Unusually for a beach landing to reinforced positions, there had been no naval or air bombardments to soften things up - on grounds of enabling surprise. The dug-in Germans were neither softened nor surprised. Salerno was a bloodbath which succeeded by the skin of its teeth.
From there the grenadiers progressed to Monte Camino where their remnants were all but wiped out when told to climb a mountain and hold the summit. Here they were exposed to relentless heavy artillery fire. Major Meath of Wicklow was lucky to have ended up among the wounded given that the grenadier guards, who famously wear red coats and bear skins outside Buck Palace, had so many casualties in those weeks that they ceased to exist for some years as a usable regiment.
Meath returned in 1946 to a young family and overlooking the sea at Templecarrig, a stout and elegant double-fronted Georgian located close to the waterfront at Greystones. He lived here pondering what he had seen and experienced until assuming the Earl's title for himself in 1949 and then moved on to Kilruddery to embark on restoration works there. He lived to be 88, passing in the late 1990s.
Templecarrig, was built as an important ancillary home to the massive Meath estate in a meticulously meritorious world where the arrangement of cutlery and drinking glasses on a dining table required textbook formality and precision of intent. It was built to a design that defined its dual purpose exactly - a thoughtful waiting room for Earldom or a departure lounge for the line's widowed dowagers. It means that by today's standards it is very large - there are six bedrooms - but also still practical as a family home. With four acres of grounds attached and its own gate lodge to chaperone its entrance from the road, the house is located just outside the eminent seaside town.

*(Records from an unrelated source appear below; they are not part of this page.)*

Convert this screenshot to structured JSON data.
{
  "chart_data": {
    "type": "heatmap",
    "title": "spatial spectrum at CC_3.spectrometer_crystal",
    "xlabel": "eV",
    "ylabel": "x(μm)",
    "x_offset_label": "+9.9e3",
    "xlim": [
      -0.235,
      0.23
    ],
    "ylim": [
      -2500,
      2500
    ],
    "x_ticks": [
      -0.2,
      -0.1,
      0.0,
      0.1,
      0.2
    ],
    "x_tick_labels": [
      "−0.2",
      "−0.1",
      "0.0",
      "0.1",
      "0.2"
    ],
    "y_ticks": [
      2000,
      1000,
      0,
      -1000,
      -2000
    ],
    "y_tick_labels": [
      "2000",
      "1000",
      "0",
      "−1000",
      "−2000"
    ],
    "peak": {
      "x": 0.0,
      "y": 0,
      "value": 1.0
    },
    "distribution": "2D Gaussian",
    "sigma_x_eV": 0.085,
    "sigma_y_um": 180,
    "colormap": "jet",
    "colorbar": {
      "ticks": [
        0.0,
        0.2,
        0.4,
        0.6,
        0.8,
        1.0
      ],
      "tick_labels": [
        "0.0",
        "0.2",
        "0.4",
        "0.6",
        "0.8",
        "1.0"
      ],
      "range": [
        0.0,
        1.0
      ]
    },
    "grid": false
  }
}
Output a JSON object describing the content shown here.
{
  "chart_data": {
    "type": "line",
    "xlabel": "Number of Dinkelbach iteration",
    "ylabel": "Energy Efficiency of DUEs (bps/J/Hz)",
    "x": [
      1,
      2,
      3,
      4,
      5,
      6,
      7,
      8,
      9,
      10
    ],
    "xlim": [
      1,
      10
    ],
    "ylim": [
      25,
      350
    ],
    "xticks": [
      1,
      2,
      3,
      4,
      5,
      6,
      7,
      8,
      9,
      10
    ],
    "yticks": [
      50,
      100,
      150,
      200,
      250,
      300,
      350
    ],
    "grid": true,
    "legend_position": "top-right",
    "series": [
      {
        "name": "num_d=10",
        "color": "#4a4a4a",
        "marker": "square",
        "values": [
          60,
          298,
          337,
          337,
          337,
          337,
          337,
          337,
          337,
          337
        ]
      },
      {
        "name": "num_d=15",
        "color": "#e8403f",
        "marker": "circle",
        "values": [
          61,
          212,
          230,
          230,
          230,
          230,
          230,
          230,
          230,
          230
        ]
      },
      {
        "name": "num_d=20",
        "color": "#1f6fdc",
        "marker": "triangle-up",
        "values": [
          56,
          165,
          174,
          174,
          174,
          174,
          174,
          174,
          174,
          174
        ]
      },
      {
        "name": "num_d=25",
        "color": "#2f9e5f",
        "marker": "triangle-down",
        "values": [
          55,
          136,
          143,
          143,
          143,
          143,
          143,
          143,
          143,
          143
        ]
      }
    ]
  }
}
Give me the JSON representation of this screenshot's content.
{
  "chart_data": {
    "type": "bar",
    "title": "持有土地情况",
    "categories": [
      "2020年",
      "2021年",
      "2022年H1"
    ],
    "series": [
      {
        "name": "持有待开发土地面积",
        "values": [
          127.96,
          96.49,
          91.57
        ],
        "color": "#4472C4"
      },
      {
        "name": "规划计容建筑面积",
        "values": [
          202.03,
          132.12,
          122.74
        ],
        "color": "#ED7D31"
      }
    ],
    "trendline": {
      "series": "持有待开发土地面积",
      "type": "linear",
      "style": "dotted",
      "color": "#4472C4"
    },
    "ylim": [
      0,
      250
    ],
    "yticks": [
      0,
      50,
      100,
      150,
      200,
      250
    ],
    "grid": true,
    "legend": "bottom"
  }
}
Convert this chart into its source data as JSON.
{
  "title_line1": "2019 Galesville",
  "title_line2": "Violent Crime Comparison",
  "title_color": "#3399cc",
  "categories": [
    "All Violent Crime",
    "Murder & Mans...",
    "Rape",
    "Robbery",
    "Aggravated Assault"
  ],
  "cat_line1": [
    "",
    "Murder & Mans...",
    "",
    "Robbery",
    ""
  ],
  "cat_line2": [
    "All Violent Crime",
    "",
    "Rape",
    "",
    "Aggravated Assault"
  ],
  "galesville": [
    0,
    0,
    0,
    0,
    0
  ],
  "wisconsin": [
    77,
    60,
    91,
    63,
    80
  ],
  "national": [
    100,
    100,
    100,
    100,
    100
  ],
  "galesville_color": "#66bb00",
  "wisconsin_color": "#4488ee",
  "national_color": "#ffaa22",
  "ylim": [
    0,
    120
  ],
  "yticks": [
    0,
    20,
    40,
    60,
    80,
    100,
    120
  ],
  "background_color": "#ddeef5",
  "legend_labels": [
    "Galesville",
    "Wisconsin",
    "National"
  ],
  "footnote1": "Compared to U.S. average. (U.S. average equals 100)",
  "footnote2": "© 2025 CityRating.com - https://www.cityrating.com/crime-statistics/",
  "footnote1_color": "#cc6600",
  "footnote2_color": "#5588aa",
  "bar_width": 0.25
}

There are three main reception rooms with most of the original trim (including chimney pieces and ornate plaster work) still intact. There's a sun lounge/conservatory, a large kitchen/breakfast room with a four-oven Aga and the house has an apartment annexe with self-contained two-bed living accommodation. The grounds include a coach house, the gate lodge which is one-bedroomed and out offices. Templecarrig is available for waiting Earls or anyone with €3.45m to spare.